These newly detected narrow linear troughs are known as "graben," and they formed in highlands of the moon's far side. Forces acting to pull the lunar crust apart formed the Virtanen graben, informally named for a nearby crater.NASA/GSFC/Arizona State University/Smithsonian Institution
Locations of newly discovered young graben (red stars) trenchlike scars on the moon along with recently detected (white dots) and previously known (black dots) contractional lobate scarps. The newfound graben are widely distributed and located near lobate scarps. The locations of 26 shallow moonquakes recorded by the Apollo seismic network with stations at the Apollo 12, 14, 15, and 16 landing sites are shown by the (black triangles).NASA/GSFC/Arizona State University/DLR/Smithsonian Institution
The moon's crust was apparently active far more recently than previously believed, scientists say.
These new findings raise questions about how the moon formed and evolved, researchers said.
Although the Earth's crust is still shifting, driven by the churning semimolten rock underneath it, researchers had thought the moon had cooled off much too long ago to still have any such tectonic activity. For instance, the youngest known tectonic features on the lunar landscape until now — small cliffs in the lunar highlands resulting from wrinkling of the surface as the moon's interior cooled and shrunk — are thought to be less than 1 billion years old, although by how much is uncertain.
Now, images collected by the Lunar Reconnaissance Orbiter hints the moon has probably seen tectonic activity within the last 50 million years.
In these photos, researchers spotted a dozen or so narrow, trenchlike features known as graben in the lunar highlands and in the dark plains of volcanic rock known as the mare basalts. Graben are essentially troughs with two faults or cracks in the surface on either side of them. They are thought to have formed as the lunar crust was stretched. [10 Coolest Moon Discoveries]
"Overall on the moon, you have this contracting, shrinking environment, but in some places, apparently there's this stretching extension of the crust," said study lead author Thomas Watters, a planetary scientist at the Smithsonian Institution in Washington.
The graben the scientists detected, which reach up to about 1,640 feet (500 meters) wide and 1.1 miles (1.8 kilometers) long, appear relatively pristine. This suggests they formed recently — otherwise, they would be marred more often by craters from meteor impacts over time.
"We think they're less than 50 million years old, but they could be 10 million years old, could be 1 million years old, could have happened 40 years ago," Watters told SPACE.com. "The intriguing picture that's emerging of the moon is that there is recent geological activity going on."
Moonquakes detected by seismic sensors installed during the Apollo missions support the notion of recent activity on the moon, researchers added.
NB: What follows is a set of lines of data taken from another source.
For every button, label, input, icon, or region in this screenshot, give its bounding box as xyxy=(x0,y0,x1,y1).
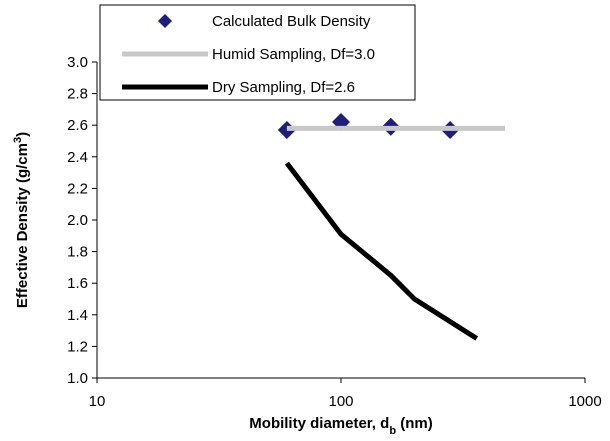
line xyxy=(284,161,479,341)
legend-label: Dry Sampling, Df=2.6 xyxy=(212,79,355,96)
y-tick-label: 2.0 xyxy=(67,212,88,229)
y-tick-label: 1.0 xyxy=(67,370,88,387)
y-tick-label: 1.8 xyxy=(67,244,88,261)
x-axis-label: Mobility diameter, db (nm) xyxy=(249,415,432,436)
y-tick-label: 1.6 xyxy=(67,275,88,292)
legend-swatch xyxy=(158,14,172,28)
y-tick-label: 2.4 xyxy=(67,149,88,166)
y-tick-label: 1.2 xyxy=(67,338,88,355)
y-tick-label: 1.4 xyxy=(67,307,88,324)
legend-label: Calculated Bulk Density xyxy=(212,13,371,30)
y-tick-label: 2.8 xyxy=(67,86,88,103)
legend-label: Humid Sampling, Df=3.0 xyxy=(212,46,375,63)
x-tick-label: 10 xyxy=(89,393,106,410)
x-tick-label: 100 xyxy=(328,393,353,410)
y-tick-label: 2.2 xyxy=(67,180,88,197)
x-tick-label: 1000 xyxy=(568,393,601,410)
y-tick-label: 2.6 xyxy=(67,117,88,134)
y-tick-label: 3.0 xyxy=(67,54,88,71)
y-axis-label: Effective Density (g/cm3) xyxy=(12,132,31,308)
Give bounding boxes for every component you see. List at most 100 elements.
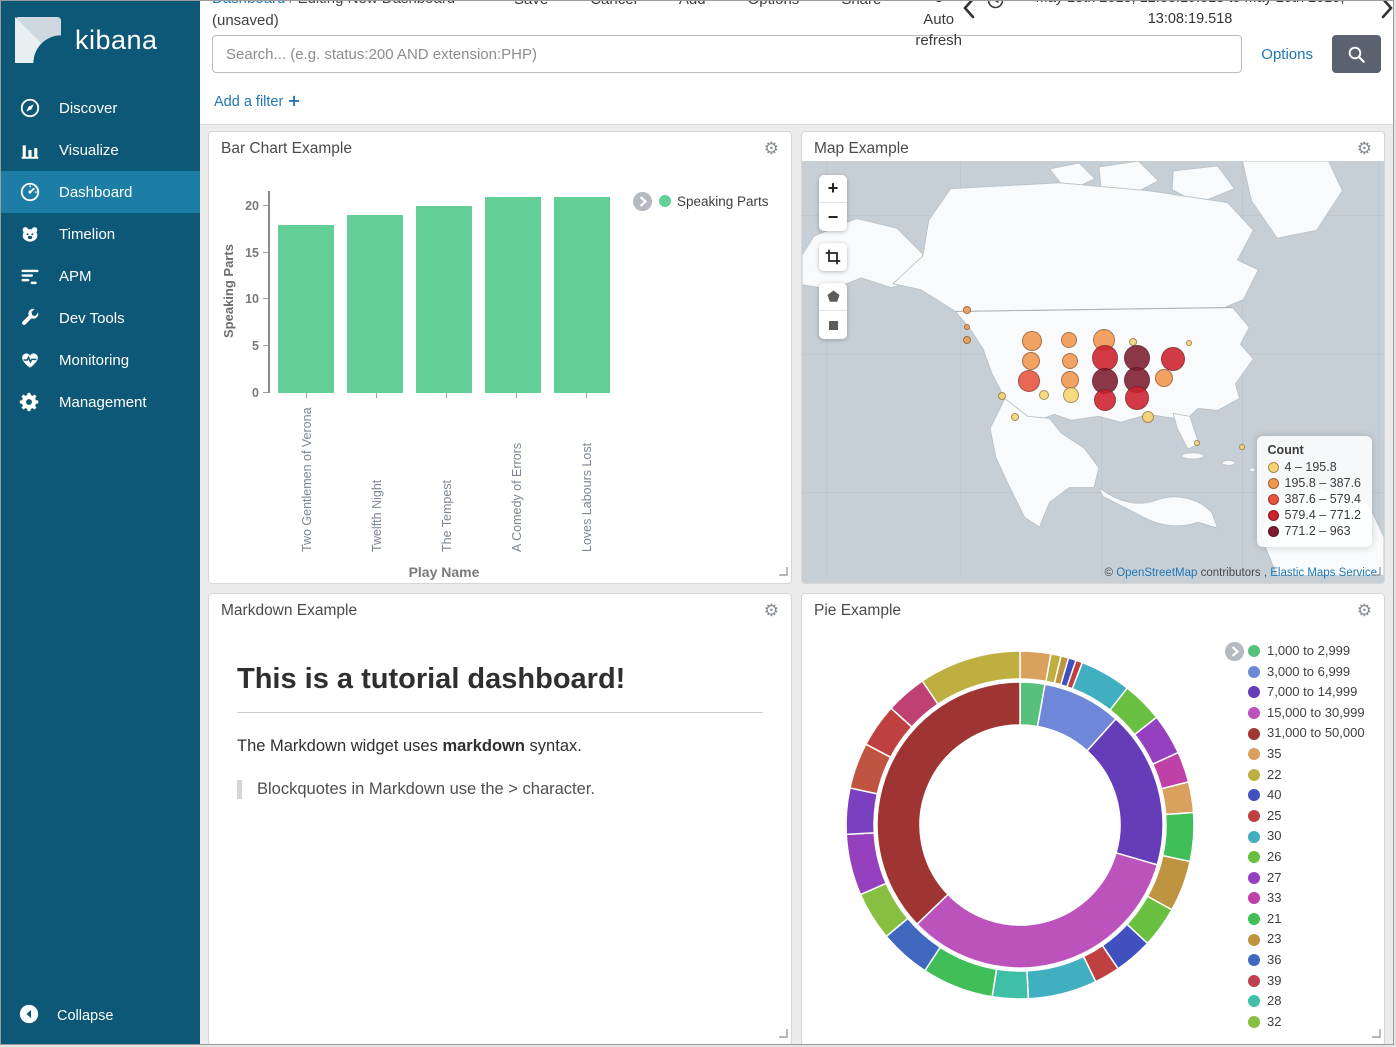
pie-legend-item[interactable]: 40 <box>1248 785 1365 806</box>
main-content: Dashboard/Editing New Dashboard (unsaved… <box>200 1 1393 1044</box>
legend-swatch <box>1268 526 1279 537</box>
map-bubble[interactable] <box>1155 369 1173 387</box>
time-back-button[interactable] <box>962 0 975 19</box>
pie-legend-item[interactable]: 35 <box>1248 744 1365 765</box>
map-bubble[interactable] <box>964 324 970 330</box>
breadcrumb-dashboard-link[interactable]: Dashboard <box>212 0 285 7</box>
map-bubble[interactable] <box>1022 331 1042 351</box>
bar[interactable] <box>485 197 541 393</box>
sidebar-item-discover[interactable]: Discover <box>1 87 200 129</box>
legend-swatch <box>1248 913 1260 925</box>
auto-refresh-button[interactable]: ↻ Auto refresh <box>915 0 962 51</box>
map-draw-polygon-button[interactable] <box>819 283 847 311</box>
sidebar-item-dev-tools[interactable]: Dev Tools <box>1 297 200 339</box>
sidebar-collapse-button[interactable]: Collapse <box>1 988 200 1044</box>
map-bubble[interactable] <box>1018 370 1040 392</box>
time-forward-button[interactable] <box>1381 0 1394 19</box>
pie-legend-item[interactable]: 33 <box>1248 888 1365 909</box>
map-bubble[interactable] <box>1239 444 1245 450</box>
pie-legend-item[interactable]: 28 <box>1248 991 1365 1012</box>
legend-label[interactable]: Speaking Parts <box>677 194 769 209</box>
bar[interactable] <box>347 215 403 393</box>
pie-legend-item[interactable]: 31,000 to 50,000 <box>1248 723 1365 744</box>
panel-bar-chart: Bar Chart Example ⚙ Speaking Parts 05101… <box>208 131 792 584</box>
bar[interactable] <box>554 197 610 393</box>
map-bubble[interactable] <box>1039 390 1049 400</box>
sidebar-item-management[interactable]: Management <box>1 381 200 423</box>
map-zoom-out-button[interactable]: − <box>819 203 847 231</box>
pie-legend-item[interactable]: 23 <box>1248 929 1365 950</box>
sidebar-item-apm[interactable]: APM <box>1 255 200 297</box>
pie-legend-item[interactable]: 21 <box>1248 909 1365 930</box>
wrench-icon <box>18 306 42 330</box>
menu-add-button[interactable]: Add <box>679 0 706 12</box>
map-legend-title: Count <box>1268 443 1361 457</box>
pie-legend-item[interactable]: 3,000 to 6,999 <box>1248 662 1365 683</box>
sidebar-item-visualize[interactable]: Visualize <box>1 129 200 171</box>
pie-legend-item[interactable]: 26 <box>1248 847 1365 868</box>
pie-legend-item[interactable]: 1,000 to 2,999 <box>1248 641 1365 662</box>
kibana-logo[interactable]: kibana <box>1 1 200 77</box>
legend-toggle-icon[interactable] <box>1224 641 1245 662</box>
app-title: kibana <box>75 25 158 56</box>
map-bubble[interactable] <box>1022 352 1040 370</box>
map-fit-bounds-button[interactable] <box>819 243 847 271</box>
legend-toggle-icon[interactable] <box>632 191 653 212</box>
menu-save-button[interactable]: Save <box>514 0 548 12</box>
openstreetmap-link[interactable]: OpenStreetMap <box>1116 567 1197 579</box>
menu-options-button[interactable]: Options <box>748 0 800 12</box>
pie-legend-item[interactable]: 32 <box>1248 1012 1365 1033</box>
bar[interactable] <box>278 225 334 393</box>
pie-legend-item[interactable]: 36 <box>1248 950 1365 971</box>
pie-legend-item[interactable]: 15,000 to 30,999 <box>1248 703 1365 724</box>
sidebar-item-monitoring[interactable]: Monitoring <box>1 339 200 381</box>
map-bubble[interactable] <box>1194 440 1200 446</box>
legend-swatch <box>1248 707 1260 719</box>
panel-gear-icon[interactable]: ⚙ <box>1357 603 1372 620</box>
map-bubble[interactable] <box>1011 413 1019 421</box>
pie-outer-slice[interactable] <box>846 788 877 834</box>
map-bubble[interactable] <box>1061 332 1077 348</box>
panel-gear-icon[interactable]: ⚙ <box>764 603 779 620</box>
map-bubble[interactable] <box>963 336 971 344</box>
map-legend-item: 4 – 195.8 <box>1268 459 1361 475</box>
pie-legend-item[interactable]: 22 <box>1248 765 1365 786</box>
pie-outer-slice[interactable] <box>1163 813 1194 862</box>
map-bubble[interactable] <box>1062 353 1078 369</box>
sidebar-item-timelion[interactable]: Timelion <box>1 213 200 255</box>
pie-legend-item[interactable]: 30 <box>1248 826 1365 847</box>
sidebar-item-dashboard[interactable]: Dashboard <box>1 171 200 213</box>
map-bubble[interactable] <box>1125 386 1149 410</box>
time-range-picker[interactable]: May 18th 2015, 12:33:19.518 to May 20th … <box>987 0 1369 30</box>
pie-legend-item[interactable]: 7,000 to 14,999 <box>1248 682 1365 703</box>
bar[interactable] <box>416 206 472 393</box>
pie-chart: 1,000 to 2,9993,000 to 6,9997,000 to 14,… <box>802 623 1384 1044</box>
map-bubble[interactable] <box>1063 387 1079 403</box>
y-axis: 05101520 <box>236 191 268 393</box>
y-tick-label: 15 <box>245 246 259 260</box>
elastic-maps-service-link[interactable]: Elastic Maps Service <box>1270 567 1377 579</box>
map-zoom-in-button[interactable]: + <box>819 175 847 203</box>
add-filter-button[interactable]: Add a filter + <box>214 94 301 110</box>
map-bubble[interactable] <box>963 306 971 314</box>
map-bubble[interactable] <box>998 392 1006 400</box>
panel-gear-icon[interactable]: ⚙ <box>1357 141 1372 158</box>
panel-resize-handle[interactable] <box>1371 1025 1381 1043</box>
panel-resize-handle[interactable] <box>778 1025 788 1043</box>
pie-legend-item[interactable]: 27 <box>1248 868 1365 889</box>
pie-outer-slice[interactable] <box>992 969 1028 999</box>
panel-resize-handle[interactable] <box>778 563 788 581</box>
map-canvas[interactable]: + − <box>802 161 1384 583</box>
panel-gear-icon[interactable]: ⚙ <box>764 141 779 158</box>
time-navigation: May 18th 2015, 12:33:19.518 to May 20th … <box>962 0 1394 30</box>
map-draw-rectangle-button[interactable] <box>819 311 847 339</box>
panel-resize-handle[interactable] <box>1371 563 1381 581</box>
map-bubble[interactable] <box>1094 389 1116 411</box>
pie-legend-item[interactable]: 25 <box>1248 806 1365 827</box>
menu-share-button[interactable]: Share <box>841 0 881 12</box>
pie-legend-item[interactable]: 39 <box>1248 971 1365 992</box>
map-bubble[interactable] <box>1161 347 1185 371</box>
menu-cancel-button[interactable]: Cancel <box>590 0 637 12</box>
map-bubble[interactable] <box>1142 411 1154 423</box>
map-bubble[interactable] <box>1186 340 1192 346</box>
All in all, the moon's interior may still be hot.
"The moon may not only have been tectonically active recently, but may still be tectonically active today," Watters said.
Models of how the moon cooled over time suggest it was totally molten after its formation, and that it should now be contracting as it cools, forcing the surface to wrinkle. However, if this was true, such compression would have suppressed the creation of graben — these ditches typically form when the crust stretches, not crinkles.
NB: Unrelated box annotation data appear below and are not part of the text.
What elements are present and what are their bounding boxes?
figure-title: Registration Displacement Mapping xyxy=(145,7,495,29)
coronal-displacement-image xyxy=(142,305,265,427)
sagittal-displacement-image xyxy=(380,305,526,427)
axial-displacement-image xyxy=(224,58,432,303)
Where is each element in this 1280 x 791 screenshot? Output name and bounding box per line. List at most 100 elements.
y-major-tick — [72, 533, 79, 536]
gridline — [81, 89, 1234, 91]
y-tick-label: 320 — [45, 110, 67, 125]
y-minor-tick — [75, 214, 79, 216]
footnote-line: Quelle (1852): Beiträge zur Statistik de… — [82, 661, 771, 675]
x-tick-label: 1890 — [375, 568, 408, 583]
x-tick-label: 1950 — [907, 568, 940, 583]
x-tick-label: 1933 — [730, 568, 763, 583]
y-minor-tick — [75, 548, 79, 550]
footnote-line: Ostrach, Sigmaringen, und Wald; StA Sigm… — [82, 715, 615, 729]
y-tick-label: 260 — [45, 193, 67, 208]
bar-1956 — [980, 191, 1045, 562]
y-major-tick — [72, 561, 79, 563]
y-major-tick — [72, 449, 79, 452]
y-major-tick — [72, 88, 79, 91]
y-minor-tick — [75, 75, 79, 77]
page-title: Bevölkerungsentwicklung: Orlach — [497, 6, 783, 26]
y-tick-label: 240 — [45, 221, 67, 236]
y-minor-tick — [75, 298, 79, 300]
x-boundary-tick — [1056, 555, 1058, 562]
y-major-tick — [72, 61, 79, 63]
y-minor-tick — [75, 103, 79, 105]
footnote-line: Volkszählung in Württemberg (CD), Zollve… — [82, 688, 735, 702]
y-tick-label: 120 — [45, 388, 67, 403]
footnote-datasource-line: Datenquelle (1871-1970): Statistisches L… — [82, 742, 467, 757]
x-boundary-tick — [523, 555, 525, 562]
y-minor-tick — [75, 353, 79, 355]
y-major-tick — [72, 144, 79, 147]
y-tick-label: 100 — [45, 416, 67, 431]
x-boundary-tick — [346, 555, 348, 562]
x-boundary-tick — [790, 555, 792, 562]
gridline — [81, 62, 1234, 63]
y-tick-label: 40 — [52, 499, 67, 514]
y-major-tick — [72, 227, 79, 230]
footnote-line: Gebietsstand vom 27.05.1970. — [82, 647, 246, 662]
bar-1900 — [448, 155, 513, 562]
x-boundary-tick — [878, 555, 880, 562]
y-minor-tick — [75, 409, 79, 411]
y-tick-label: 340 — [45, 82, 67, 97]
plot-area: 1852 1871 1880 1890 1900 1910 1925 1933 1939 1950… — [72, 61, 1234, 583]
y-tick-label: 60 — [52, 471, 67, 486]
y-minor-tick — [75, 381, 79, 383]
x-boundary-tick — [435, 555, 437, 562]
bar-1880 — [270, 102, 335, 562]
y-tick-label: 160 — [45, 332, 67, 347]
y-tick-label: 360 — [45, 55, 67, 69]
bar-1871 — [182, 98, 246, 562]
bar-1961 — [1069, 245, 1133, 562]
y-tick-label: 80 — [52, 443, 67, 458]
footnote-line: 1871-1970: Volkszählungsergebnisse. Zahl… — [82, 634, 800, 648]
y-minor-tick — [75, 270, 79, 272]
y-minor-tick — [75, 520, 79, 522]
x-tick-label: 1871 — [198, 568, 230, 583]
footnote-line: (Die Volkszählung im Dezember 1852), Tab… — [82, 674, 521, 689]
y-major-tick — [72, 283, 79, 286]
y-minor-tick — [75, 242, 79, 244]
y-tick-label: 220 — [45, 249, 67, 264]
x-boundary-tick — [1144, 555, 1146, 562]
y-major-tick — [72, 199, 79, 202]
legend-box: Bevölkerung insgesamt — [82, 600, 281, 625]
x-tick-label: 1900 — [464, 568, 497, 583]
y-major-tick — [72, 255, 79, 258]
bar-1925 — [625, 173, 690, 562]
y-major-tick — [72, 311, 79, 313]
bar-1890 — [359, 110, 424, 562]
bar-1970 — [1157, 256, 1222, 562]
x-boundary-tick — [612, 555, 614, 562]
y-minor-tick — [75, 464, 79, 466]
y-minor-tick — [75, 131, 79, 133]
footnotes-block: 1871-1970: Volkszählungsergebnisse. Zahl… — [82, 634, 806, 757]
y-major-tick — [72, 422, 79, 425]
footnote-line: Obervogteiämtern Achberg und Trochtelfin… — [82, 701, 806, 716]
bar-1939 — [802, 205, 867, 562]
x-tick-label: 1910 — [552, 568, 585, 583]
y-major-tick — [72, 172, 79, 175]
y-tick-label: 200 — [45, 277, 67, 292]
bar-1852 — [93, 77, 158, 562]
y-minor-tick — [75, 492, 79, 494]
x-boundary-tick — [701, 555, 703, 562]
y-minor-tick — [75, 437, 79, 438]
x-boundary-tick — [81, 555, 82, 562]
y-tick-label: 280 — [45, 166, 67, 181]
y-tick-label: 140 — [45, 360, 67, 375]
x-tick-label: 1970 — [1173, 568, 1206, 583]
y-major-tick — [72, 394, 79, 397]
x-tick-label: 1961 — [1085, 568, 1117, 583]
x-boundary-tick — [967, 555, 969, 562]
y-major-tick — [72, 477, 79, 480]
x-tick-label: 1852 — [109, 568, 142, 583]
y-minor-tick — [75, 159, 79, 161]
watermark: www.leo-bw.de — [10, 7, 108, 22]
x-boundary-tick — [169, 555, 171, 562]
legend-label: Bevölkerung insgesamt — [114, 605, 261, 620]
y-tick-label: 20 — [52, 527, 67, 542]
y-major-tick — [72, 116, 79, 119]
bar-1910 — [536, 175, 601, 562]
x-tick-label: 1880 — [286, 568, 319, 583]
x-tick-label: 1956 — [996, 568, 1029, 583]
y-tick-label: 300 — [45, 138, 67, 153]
Instead, these findings suggest the moon was not completely molten after it was formed. If this were the case, the moon would not contract strongly enough to suppress the emergence of graben.
"Currently, a popular idea for how the moon formed is that it was completely molten in the beginning— after a Mars-size object hit Earth very early in its history, the debris cloud from the surviving material formed the moon," Watters said. "This may lend support to alternative scenarios that the moon was not completely molten when it formed, that only part of it was, forming a magma ocean."
Future research can look for more graben in Lunar Reconnaissance Orbiter photos once the satellite finishes imaging the moon, Watters said. He and his colleagues detailed their findings online Feb. 19 in the journal "Nature Geoscience."